La nécessité d’être moderne sous-entendait de nouvelles formes de spiritualité et la mise en œuvre de procédés poétiques nouveaux, mais ne se voulait pas un contrepoids au caractère autochtone des éléments nationaux et encore moins leur négation. Accepter naïvement les idées modernistes de l’Europe de l’Ouest, c’était courir le risque de voir apparaître une imitation épigone, difficilement productive du point de vue de la création. Ce problème n’avait pas échappé aux modernistes eux-mêmes. Quoique Pero Slijepčević eût fait une description pittoresque de la revue et présenté la révolution opérée par le SKG comme « l’ouverture de toutes les fenêtres sur l’Europe », Jovan Skerlić jugea néanmoins nécessaire de préciser que, prenant exemple sur l’Ouest, la revue n’en demeurait pas moins « nationale dans ses directions et travail littéraire ».[10]

Le poète Sima Pandurović, de même, préconisait l’ouverture de la littérature serbe aux courants européens modernes et leur assimilation, mais il ne manquait pas de souligner la nécessité de « nationaliser » les « éléments étrangers et influences » ainsi assimilés.[11] Membre de l’avant-gardisme naissant, Stanislav Vinaver pensait quant à lui que les écrivains serbes, « modernes au sens large où on l’entendait dans le monde et dans la vie », se devaient toutefois de l’être « dans nos conditions »[12], cette forme de modernisme exigeant d’eux la réalisation d’un exploit plus grand et davantage d’esprit de suite qu’à l’Ouest.

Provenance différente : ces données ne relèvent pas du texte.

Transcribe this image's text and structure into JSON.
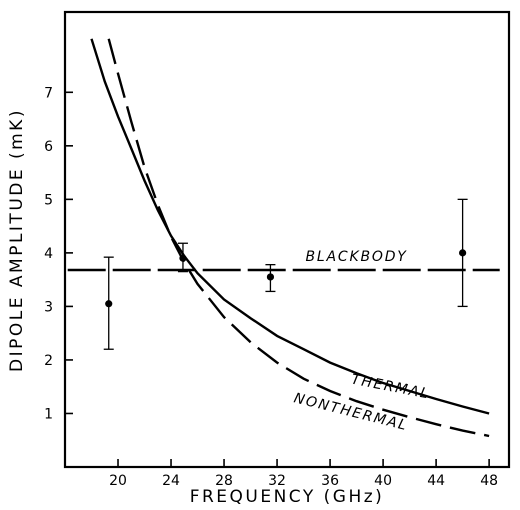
{
  "chart_data": {
    "type": "line",
    "xlabel": "FREQUENCY (GHz)",
    "ylabel": "DIPOLE AMPLITUDE (mK)",
    "xlim": [
      16,
      49.5
    ],
    "ylim": [
      0,
      8.5
    ],
    "x_ticks": [
      20,
      24,
      28,
      32,
      36,
      40,
      44,
      48
    ],
    "y_ticks": [
      1,
      2,
      3,
      4,
      5,
      6,
      7
    ],
    "grid": false,
    "series": [
      {
        "name": "BLACKBODY",
        "style": "long-dash",
        "x": [
          16.2,
          48.8
        ],
        "y": [
          3.68,
          3.68
        ]
      },
      {
        "name": "THERMAL",
        "style": "solid",
        "x": [
          18.0,
          19.0,
          20.0,
          21.0,
          22.0,
          23.0,
          24.0,
          25.0,
          26.0,
          28.0,
          30.0,
          32.0,
          34.0,
          36.0,
          38.0,
          40.0,
          42.0,
          44.0,
          46.0,
          48.0
        ],
        "y": [
          8.0,
          7.2,
          6.55,
          5.95,
          5.35,
          4.8,
          4.32,
          3.94,
          3.62,
          3.13,
          2.78,
          2.45,
          2.2,
          1.95,
          1.75,
          1.57,
          1.42,
          1.27,
          1.13,
          1.0
        ]
      },
      {
        "name": "NONTHERMAL",
        "style": "dashed",
        "x": [
          19.3,
          20.0,
          21.0,
          22.0,
          23.0,
          24.0,
          25.0,
          26.0,
          28.0,
          30.0,
          32.0,
          34.0,
          36.0,
          38.0,
          40.0,
          42.0,
          44.0,
          46.0,
          48.0
        ],
        "y": [
          8.0,
          7.35,
          6.45,
          5.6,
          4.9,
          4.3,
          3.82,
          3.42,
          2.8,
          2.33,
          1.95,
          1.65,
          1.42,
          1.23,
          1.07,
          0.93,
          0.8,
          0.68,
          0.58
        ]
      }
    ],
    "data_points": [
      {
        "x": 19.3,
        "y": 3.05,
        "y_low": 2.2,
        "y_high": 3.92
      },
      {
        "x": 24.9,
        "y": 3.9,
        "y_low": 3.65,
        "y_high": 4.18
      },
      {
        "x": 31.5,
        "y": 3.55,
        "y_low": 3.28,
        "y_high": 3.78
      },
      {
        "x": 46.0,
        "y": 4.0,
        "y_low": 3.0,
        "y_high": 5.0
      }
    ],
    "annotations": [
      {
        "text": "BLACKBODY",
        "x": 38.0,
        "y": 3.85
      },
      {
        "text": "THERMAL",
        "x": 40.5,
        "y": 1.42,
        "angle": 11
      },
      {
        "text": "NONTHERMAL",
        "x": 37.5,
        "y": 0.95,
        "angle": 14
      }
    ]
  }
}
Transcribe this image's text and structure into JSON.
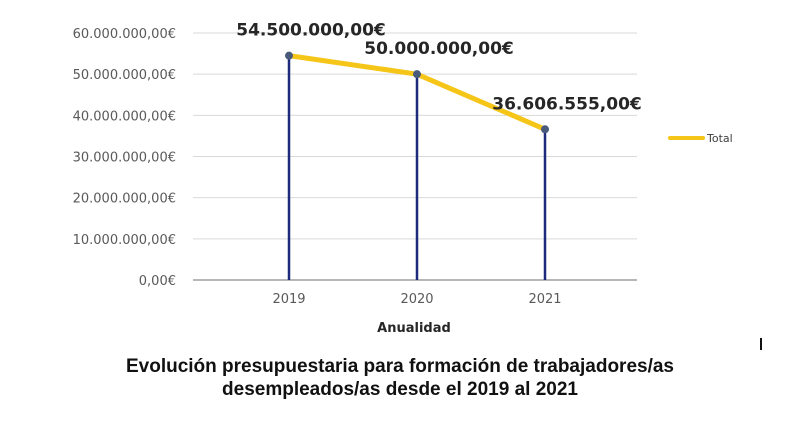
{
  "chart_data": {
    "type": "line",
    "categories": [
      "2019",
      "2020",
      "2021"
    ],
    "series": [
      {
        "name": "Total",
        "values": [
          54500000,
          50000000,
          36606555
        ]
      }
    ],
    "data_labels": [
      "54.500.000,00€",
      "50.000.000,00€",
      "36.606.555,00€"
    ],
    "y_ticks": [
      "0,00€",
      "10.000.000,00€",
      "20.000.000,00€",
      "30.000.000,00€",
      "40.000.000,00€",
      "50.000.000,00€",
      "60.000.000,00€"
    ],
    "ylim": [
      0,
      60000000
    ],
    "xlabel": "Anualidad",
    "ylabel": "",
    "grid": true,
    "drop_lines": true,
    "legend_position": "right",
    "colors": {
      "line": "#F5C518",
      "drop_line": "#1F2A7A",
      "marker": "#4A5A7A",
      "grid": "#D9D9D9"
    }
  },
  "caption": {
    "line1": "Evolución presupuestaria para formación de trabajadores/as",
    "line2": "desempleados/as desde el 2019 al 2021"
  }
}
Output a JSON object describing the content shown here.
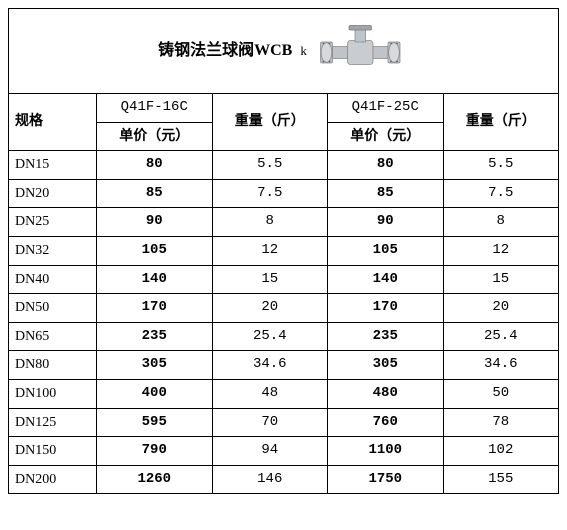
{
  "title": "铸钢法兰球阀WCB",
  "title_suffix": "k",
  "columns": {
    "spec": "规格",
    "model1": "Q41F-16C",
    "model2": "Q41F-25C",
    "unit_price": "单价（元）",
    "weight": "重量（斤）"
  },
  "rows": [
    {
      "spec": "DN15",
      "p1": "80",
      "w1": "5.5",
      "p2": "80",
      "w2": "5.5"
    },
    {
      "spec": "DN20",
      "p1": "85",
      "w1": "7.5",
      "p2": "85",
      "w2": "7.5"
    },
    {
      "spec": "DN25",
      "p1": "90",
      "w1": "8",
      "p2": "90",
      "w2": "8"
    },
    {
      "spec": "DN32",
      "p1": "105",
      "w1": "12",
      "p2": "105",
      "w2": "12"
    },
    {
      "spec": "DN40",
      "p1": "140",
      "w1": "15",
      "p2": "140",
      "w2": "15"
    },
    {
      "spec": "DN50",
      "p1": "170",
      "w1": "20",
      "p2": "170",
      "w2": "20"
    },
    {
      "spec": "DN65",
      "p1": "235",
      "w1": "25.4",
      "p2": "235",
      "w2": "25.4"
    },
    {
      "spec": "DN80",
      "p1": "305",
      "w1": "34.6",
      "p2": "305",
      "w2": "34.6"
    },
    {
      "spec": "DN100",
      "p1": "400",
      "w1": "48",
      "p2": "480",
      "w2": "50"
    },
    {
      "spec": "DN125",
      "p1": "595",
      "w1": "70",
      "p2": "760",
      "w2": "78"
    },
    {
      "spec": "DN150",
      "p1": "790",
      "w1": "94",
      "p2": "1100",
      "w2": "102"
    },
    {
      "spec": "DN200",
      "p1": "1260",
      "w1": "146",
      "p2": "1750",
      "w2": "155"
    }
  ],
  "col_widths": [
    "16%",
    "21%",
    "21%",
    "21%",
    "21%"
  ],
  "colors": {
    "border": "#000000",
    "background": "#ffffff",
    "text": "#000000",
    "valve_body": "#bfc4c9",
    "valve_shadow": "#8a9096"
  }
}
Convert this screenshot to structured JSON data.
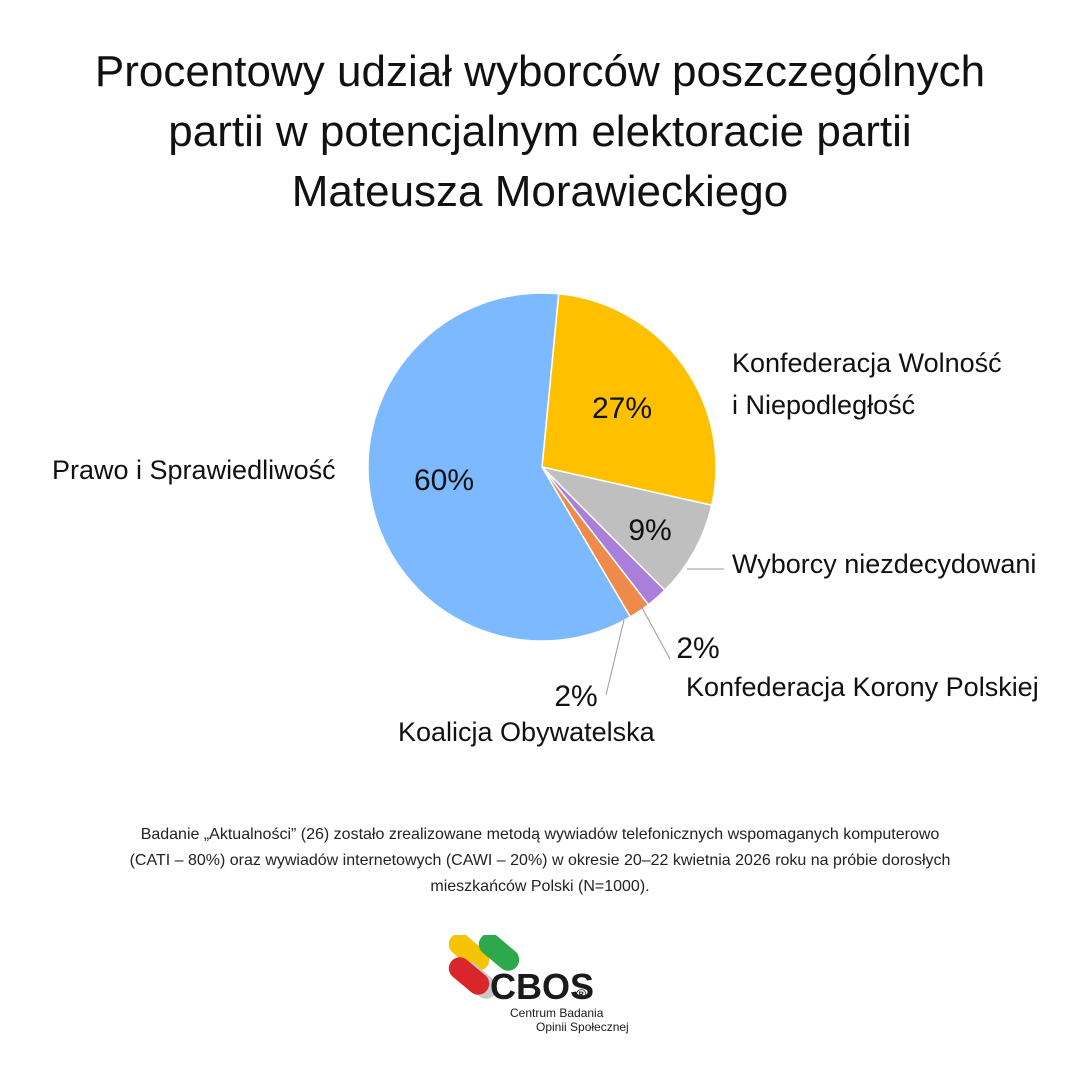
{
  "title_lines": [
    "Procentowy udział wyborców poszczególnych",
    "partii w potencjalnym elektoracie partii",
    "Mateusza Morawieckiego"
  ],
  "chart_data": {
    "type": "pie",
    "title": "Procentowy udział wyborców poszczególnych partii w potencjalnym elektoracie partii Mateusza Morawieckiego",
    "slices": [
      {
        "label": "Konfederacja Wolność i Niepodległość",
        "label_lines": [
          "Konfederacja Wolność",
          "i Niepodległość"
        ],
        "value": 27,
        "value_label": "27%",
        "color": "#FFC000"
      },
      {
        "label": "Wyborcy niezdecydowani",
        "label_lines": [
          "Wyborcy niezdecydowani"
        ],
        "value": 9,
        "value_label": "9%",
        "color": "#BFBFBF"
      },
      {
        "label": "Konfederacja Korony Polskiej",
        "label_lines": [
          "Konfederacja Korony Polskiej"
        ],
        "value": 2,
        "value_label": "2%",
        "color": "#A97FDB"
      },
      {
        "label": "Koalicja Obywatelska",
        "label_lines": [
          "Koalicja Obywatelska"
        ],
        "value": 2,
        "value_label": "2%",
        "color": "#F08A4B"
      },
      {
        "label": "Prawo i Sprawiedliwość",
        "label_lines": [
          "Prawo i Sprawiedliwość"
        ],
        "value": 60,
        "value_label": "60%",
        "color": "#7DB9FF"
      }
    ]
  },
  "footnote_lines": [
    "Badanie „Aktualności” (26) zostało zrealizowane metodą wywiadów telefonicznych wspomaganych komputerowo",
    "(CATI – 80%) oraz wywiadów internetowych (CAWI – 20%) w okresie 20–22 kwietnia 2026 roku na próbie dorosłych",
    "mieszkańców Polski (N=1000)."
  ],
  "logo": {
    "name": "CBOS",
    "registered": "®",
    "subtitle_lines": [
      "Centrum Badania",
      "Opinii Społecznej"
    ],
    "colors": {
      "yellow": "#F5C400",
      "green": "#2DA84A",
      "red": "#D9262B",
      "gray": "#C8C8C8"
    }
  }
}
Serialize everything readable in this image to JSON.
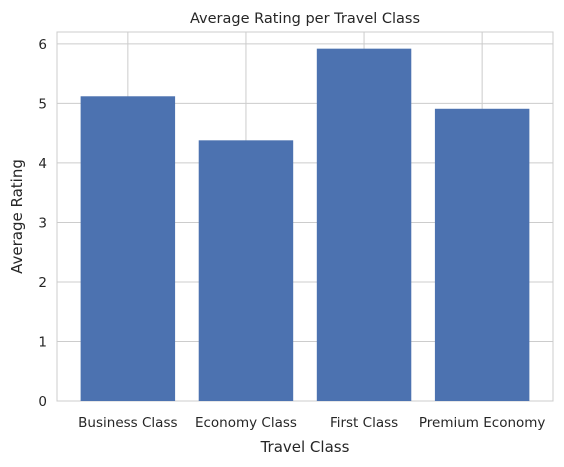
{
  "chart_data": {
    "type": "bar",
    "title": "Average Rating per Travel Class",
    "xlabel": "Travel Class",
    "ylabel": "Average Rating",
    "categories": [
      "Business Class",
      "Economy Class",
      "First Class",
      "Premium Economy"
    ],
    "values": [
      5.12,
      4.38,
      5.92,
      4.91
    ],
    "ylim": [
      0,
      6.2
    ],
    "yticks": [
      "0",
      "1",
      "2",
      "3",
      "4",
      "5",
      "6"
    ],
    "grid": true,
    "bar_color": "#4c72b0",
    "grid_color": "#cccccc",
    "background_color": "#ffffff"
  }
}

À la différence des traditionnalistes, les modernistes serbes ne discutaient pas le besoin de rénover de fond en comble la littérature nationale et de l’« européaniser », mais la recherche du mode qui ne réduirait pas l’authenticité nationale à néant. Problématique se trouvait donc être le choix du modèle littéraire dans la mesure où aucun ne s’imposait dans les littératures ouest-européennes de l’époque. Les divers concepts poétiques, tendances stylistiques, orientations spirituelles et intellectuelles s’écoulaient en parallèle et se supplantaient à grande vitesse : symbolisme, Parnasse, impressionnisme, Jügenstil, néoromantisme, sans oublier le réalisme et le naturalisme alors déclinants et en voie d’extinction. À la veille de la Première Guerre mondiale apparurent les manifestations précoces de l’expressionisme et du futurisme. Le choix de l’exemple littéraire et des canons esthétiques parmi ceux existant fut l’élément qui devait brouiller plus encore l’image du modernisme serbe. Il apparut que les modernistes serbes – et ce point fera l’objet d’un développement ultérieur – se déterminaient diversement et optaient pour des modèles littéraires, des concepts esthétiques très souvent antagonistes.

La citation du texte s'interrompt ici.